Congratulations, you just started a new business. You’re excited about this opportunity and have great designs for your new team. You’re already thinking about the impact you want your business to have and how you and your team will add value. Conversely, your new team, in anticipation of working with you, is not sure what to expect and may feel anxious. Questions are filling the air. “Who exactly am I working for?” “What kind of manager are they?” “What’s their working style?” “What are their expectations?”
On day one, these two worlds collide. As soon as you open your doors, you’re ready for business and start pushing forward. There’s one problem. You make the unwitting assumption that your new team knows what you want and how you like to work. This is where bad first impressions and misunderstandings flood a new relationship. No one is at fault. You, along with the rest of us, weren’t conscious of the importance of proactively communicating your management approach and preferences.
What’s the benefit of having a management playbook?
- It forces you to reflect and think about how you like to lead, manage and interact with your team.
- It eliminates the unknown (in this case you) and provides transparency for your team.
- It will dramatically shorten the “getting to know you” phase.
- It will demonstrate humanity by engaging with your team directly. This should be delivered in person and allow for discussion.
- It will set the tone for the culture you want to create.
- It will allow you to demonstrate impact quicker with fewer communication missteps and miscues.
What should be included?
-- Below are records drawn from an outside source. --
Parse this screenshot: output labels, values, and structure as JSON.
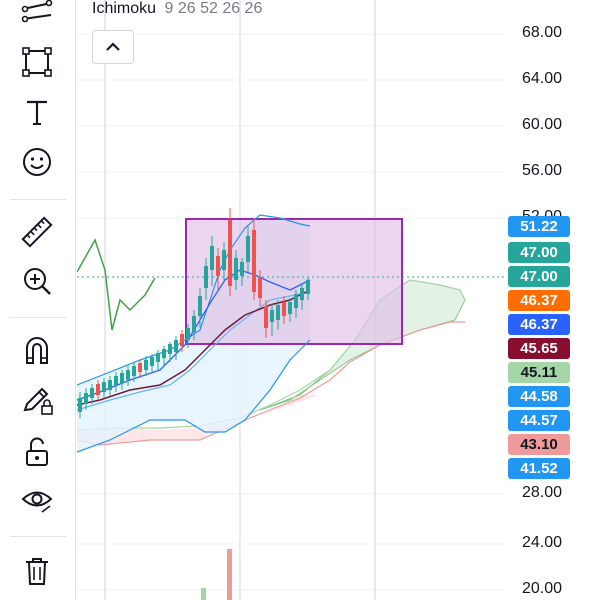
{
  "toolbar": {
    "tools": [
      {
        "name": "trend-lines-icon"
      },
      {
        "name": "rectangle-icon"
      },
      {
        "name": "text-icon"
      },
      {
        "name": "emoji-icon"
      },
      {
        "name": "ruler-icon"
      },
      {
        "name": "zoom-in-icon"
      },
      {
        "name": "magnet-icon"
      },
      {
        "name": "lock-drawing-icon"
      },
      {
        "name": "unlock-icon"
      },
      {
        "name": "eye-icon"
      },
      {
        "name": "trash-icon"
      }
    ]
  },
  "indicator": {
    "name": "Ichimoku",
    "params": "9 26 52 26 26"
  },
  "price_axis": {
    "ticks": [
      "68.00",
      "64.00",
      "60.00",
      "56.00",
      "52.00",
      "28.00",
      "24.00",
      "20.00"
    ]
  },
  "price_badges": [
    {
      "label": "51.22",
      "bg": "#2196f3",
      "fg": "#ffffff"
    },
    {
      "label": "47.00",
      "bg": "#26a69a",
      "fg": "#ffffff"
    },
    {
      "label": "47.00",
      "bg": "#26a69a",
      "fg": "#ffffff"
    },
    {
      "label": "46.37",
      "bg": "#ff6d00",
      "fg": "#ffffff"
    },
    {
      "label": "46.37",
      "bg": "#2962ff",
      "fg": "#ffffff"
    },
    {
      "label": "45.65",
      "bg": "#880e2f",
      "fg": "#ffffff"
    },
    {
      "label": "45.11",
      "bg": "#a5d6a7",
      "fg": "#131722"
    },
    {
      "label": "44.58",
      "bg": "#2196f3",
      "fg": "#ffffff"
    },
    {
      "label": "44.57",
      "bg": "#2196f3",
      "fg": "#ffffff"
    },
    {
      "label": "43.10",
      "bg": "#ef9a9a",
      "fg": "#131722"
    },
    {
      "label": "41.52",
      "bg": "#2196f3",
      "fg": "#ffffff"
    }
  ],
  "colors": {
    "up": "#26a69a",
    "down": "#ef5350",
    "rectangle_border": "#9c27b0",
    "rectangle_fill": "#e1bee7"
  }
}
Here are some suggested topics.
- Communication: Do you prefer in-person, text, email or phone? Does this vary by situation? For example, in-person during the day but if it’s an emergency, text. Do you expect an immediate response if you send an email during the weekend or is next business day appropriate?
- Involvement in a project once initiated: Do you like regular updates or only at key milestones?
- Mannerisms: Do prefer quick hallway chats or long sit down conversations?
- Process information: Are you more of a cut to the chase person or do you like background and history?
- Feedback: Do you provide on-the-spot comments or at scheduled intervals? Are you open to receive feedback?
- Flextime: What’s your point-of-view on working in the office vs. working remotely?
- Team interactions: Are you more comfortable one-on-one or with groups?
- Pet peeves: These can be the little things that just drive you crazy.
Preferably, your management playbook should be one page and reflect your personality. A way to start is by creating a Top 10 list.
This leadership tool is beneficial for you and your team. With some reflection, you’ll have a deeper sense of your management approach and what’s most important to you. Your team will spend less time second-guessing what you want and more time achieving goals and desirable results.